È quel tipo di peccati che l’America perdona malvolentieri, anche se a Biden è rimasto sempre il sospetto che qualcuno o qualcosa si sia mosso contro di lui, visto che il candidato che alla fine ha ottenuto la nomination, Mike Dukakis, aveva magagne simili nel curriculum. Lui ha detto che si ritirava sotto «l’ombra esagerata dei suoi errori del passato», ed è tornato a pianificare la mossa successiva.

La seconda volta è stata nel 2008, quando un senatore di prima nomina che il già anziano Biden giudicava inesperto e un po’ troppo arrembante ha sorpreso e rapidamente sbaragliato il parterre di aspiranti candidati.

La mezza volta è stata invece nel 1992, quando con ottimo senso del calcolo politico ha valutato che la sua opposizione alla prima Guerra del Golfo in Senato non lo avrebbe portato lontano. George H. W. Bush aveva raggiunto il più alto tasso di gradimento presidenziale nella storia americana recente con l’operazione Desert Storm, capitale di consenso poi rapidamente sperperato sul terreno fiscale, e non era politicamente saggio piazzarsi sulla sponda opposta di quella storia.

Biden si è presentato in queste elezioni con l’immagine dell’uomo alla mano, quello che rappresenta il popolo perché ne fa parte, uno con cui si mangerebbe volentieri un piatto di uova strapazzate sul classico tavolo di formica di un diner di periferia, ma in realtà capita raramente di mangiare uova strapazzate con uno che è stato senatore per 35 anni, ha guidato la Commissione esteri e giustizia, ha fatto naufragare la candidatura di un giudice della Corte suprema, ha negoziato con sette amministrazioni, è stato vicepresidente per otto anni e quando è balenata la possibilità che gli offrissero la segreteria di Stato ha fatto recapitare il suo rifiuto preventivo: aveva più potere dov’era.

Le tappe legislative

Alla vicenda di legislatore di Biden si potrebbe dedicare l’ala di una biblioteca, ma alcuni tappe fondamentali scandiscono il percorso. Innanzitutto, la sua criticata opposizione, negli anni Settanta, all’integrazione razziale del trasporto pubblico, una posizione che risulta particolarmente odiosa oggi e che allora rispondeva non solo a una sensibilità generalmente diffusa, ma a quella particolarmente sentita nel suo stato di adozione biografica e politica, il Delaware, stato noto soprattutto per le generosissime politiche fiscali che attraggono gli affari di tutta l’America.

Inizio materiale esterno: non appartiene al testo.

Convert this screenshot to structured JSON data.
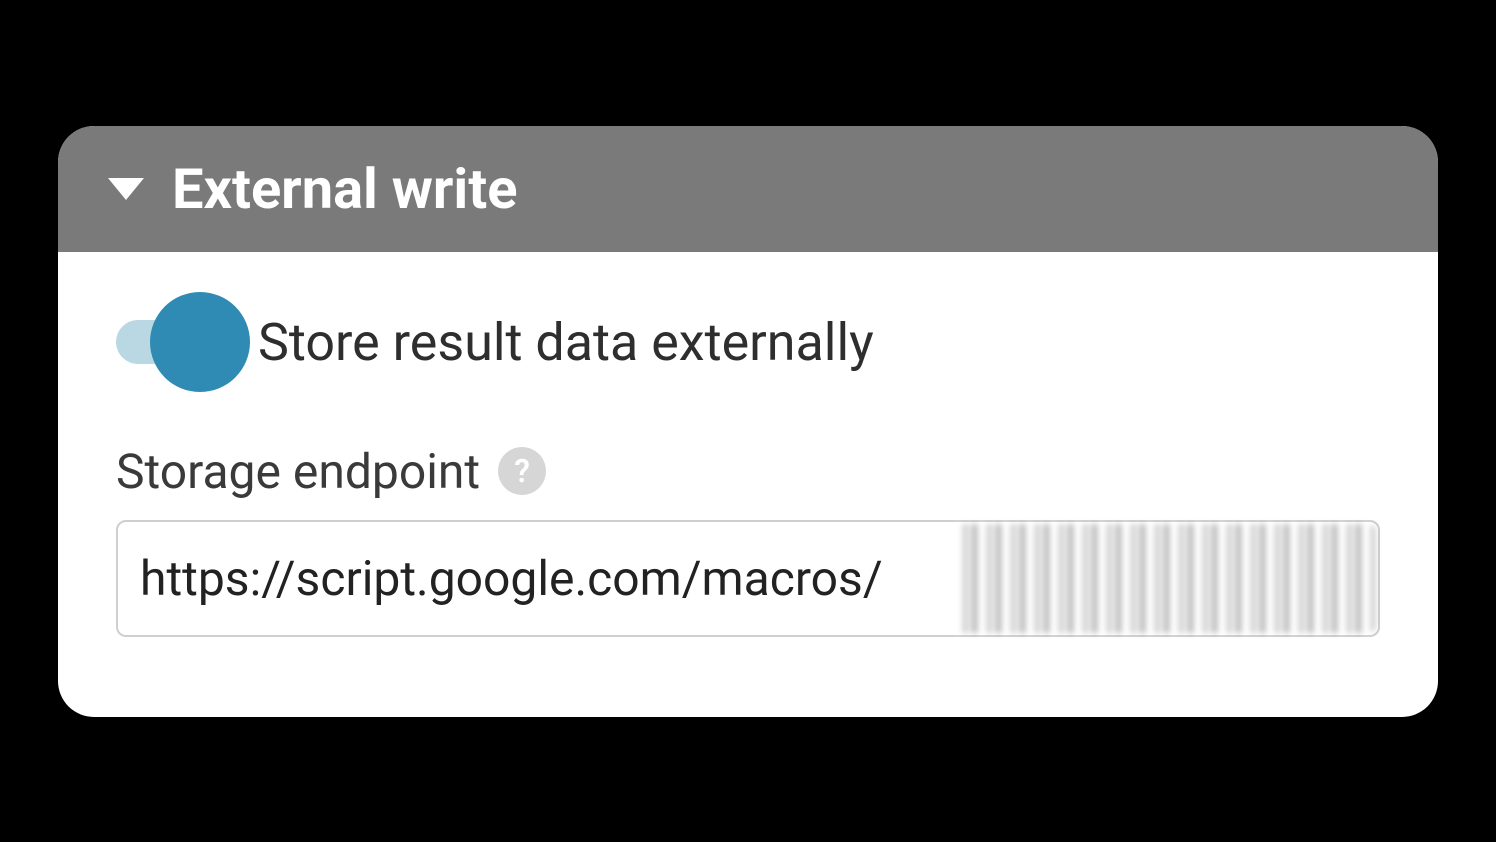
{
  "panel": {
    "title": "External write",
    "toggle": {
      "label": "Store result data externally",
      "enabled": true
    },
    "endpoint": {
      "label": "Storage endpoint",
      "help_symbol": "?",
      "value": "https://script.google.com/macros/"
    }
  }
}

Quand’era a capo della commissione giustizia ha organizzato e condotto l’opposizione alla nomina del conservatore Robert Bork alla Corte suprema, manovra riuscita con successo dopo una tesissima serie di audizioni in cui il senatore ha messo in crisi, con notevole abilità retorica, le tesi originaliste del conservatore nominato da Ronald Reagan.

Più controverso, per i democratici di oggi, è stata la stesura della legge per il contrasto al crimine del 1994, uno dei provvedimenti che ha alimentato l’incercarcerazione di massa (l’anno scorso lo ha definito un «grande errore»), e la firma del Defense of Marriage Act, la legge che ammetteva il matrimonio soltanto fra uomo e donna e che la Corte suprema ha di fatto annullato nel 2015, legalizzando il matrimonio fra persone dello stesso sesso.

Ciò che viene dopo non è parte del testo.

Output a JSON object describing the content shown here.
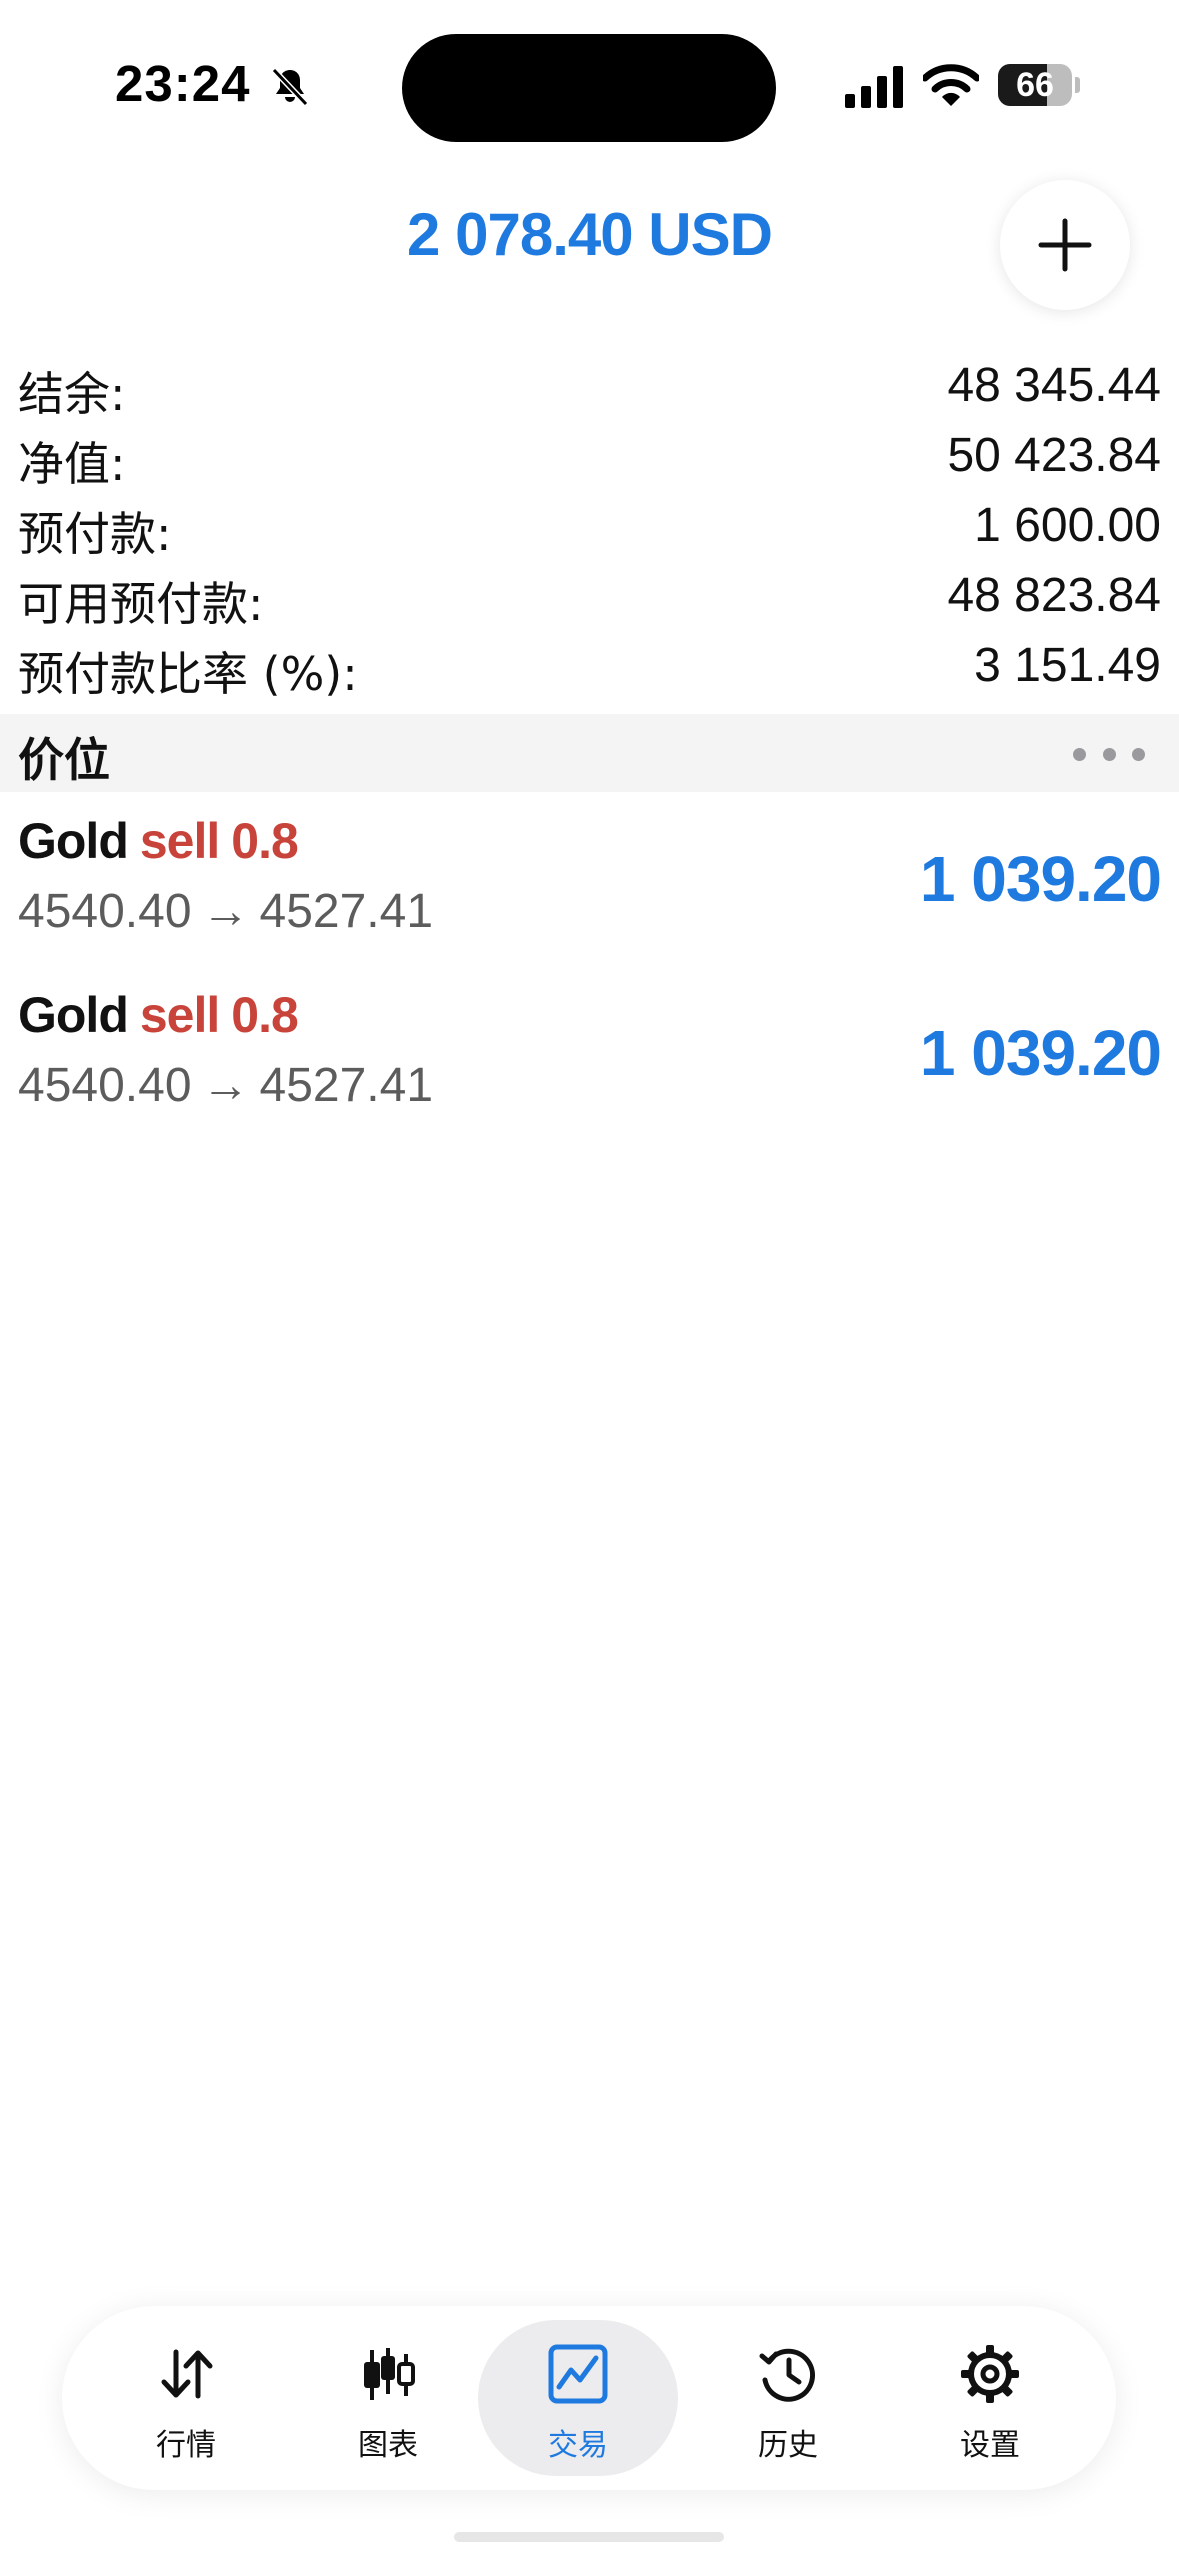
{
  "status_bar": {
    "time": "23:24",
    "battery_level": "66",
    "battery_fraction": 0.66
  },
  "header": {
    "total": "2 078.40 USD",
    "add_icon": "plus-icon"
  },
  "account_summary": [
    {
      "label": "结余:",
      "value": "48 345.44"
    },
    {
      "label": "净值:",
      "value": "50 423.84"
    },
    {
      "label": "预付款:",
      "value": "1 600.00"
    },
    {
      "label": "可用预付款:",
      "value": "48 823.84"
    },
    {
      "label": "预付款比率 (%):",
      "value": "3 151.49"
    }
  ],
  "positions_section": {
    "title": "价位",
    "more_icon": "more-icon"
  },
  "positions": [
    {
      "symbol": "Gold",
      "side": "sell",
      "volume": "0.8",
      "open_price": "4540.40",
      "arrow": "→",
      "current_price": "4527.41",
      "profit": "1 039.20"
    },
    {
      "symbol": "Gold",
      "side": "sell",
      "volume": "0.8",
      "open_price": "4540.40",
      "arrow": "→",
      "current_price": "4527.41",
      "profit": "1 039.20"
    }
  ],
  "tab_bar": {
    "tabs": [
      {
        "label": "行情",
        "icon": "quotes-arrows-icon",
        "active": false
      },
      {
        "label": "图表",
        "icon": "candlestick-icon",
        "active": false
      },
      {
        "label": "交易",
        "icon": "trade-chart-icon",
        "active": true
      },
      {
        "label": "历史",
        "icon": "history-icon",
        "active": false
      },
      {
        "label": "设置",
        "icon": "gear-icon",
        "active": false
      }
    ]
  },
  "colors": {
    "accent": "#1f7ae0",
    "sell": "#c8443a",
    "section_bg": "#f4f4f5"
  }
}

Per navigare in così tante stanze per così tanti anni, del resto, Biden ha dovuto sempre tenere un occhio alla base elettorale e uno allo spirito del tempo, cosa che gli ha permesso di evolvere con disinvoltura su molti temi, dall’aborto alla giustizia penale, dal matrimonio alla politica estera. Sul fracking si vedrà.

Se la storia recente ce lo ha consegnato come “vicepresidente”, non c’è prefisso che si addica meno alla personalità di Biden di “vice”. Quando Barack Obama gli ha proposto la carica, era ben consapevole di come il primo vicepresidente della storia americana, John Adams, aveva definito il ruolo: «Il più insignificante che l’immaginazione umana abbia mai prodotto». Lui stesso aveva elaborato una definizione appena più colorita: «Nel momento in cui accetti di essere il vice di qualcuno, ti sei tagliato le palle». 

Per evitare la (politicamente) dolorosa eventualità, il navigato negoziatore Biden ha accettato, ma ponendo alcune condizioni: essere sempre l’ultimo ad uscire dalla stanza in cui c’è il presidente e la responsabilità di alcuni dossier fondamentali. Poco dopo l’insediamento dell’amministrazione Biden guidava il negoziato per lo stimolo economico dopo la crisi finanziaria, gestiva i rapporti con l’industria automobilistica in crisi, aveva in mano il dossier delle banche, si occupava del ritiro delle truppe dall’Iraq, delle operazioni in Afghanistan, del medio oriente. Era talmente attivo nelle dinamiche della Casa Bianca che Obama, attraverso la consigliera più fidata, Valerie Jarrett, gli ha fatto sapere che non gradiva che fosse lui a fare gli onori di casa tutte le volte durante i meeting con il presidente.

La sua tribù

Nel tempo Biden ha riempito quella Casa Bianca che Obama aveva promesso di depurare dalle influenze esterne dei suoi consiglieri, una truppa di maschi, bianchi con i capelli grigi in cui molti hanno varcato spesso il confine poroso fra politica, lobbying, burocrazia e l’opaco mondo delle consulenze. Fra questi ci sono i fratelli Mike e Tom Donilon, istituzioni washingtoniane che si muovono fra gruppi di pressione e politica internazionale. 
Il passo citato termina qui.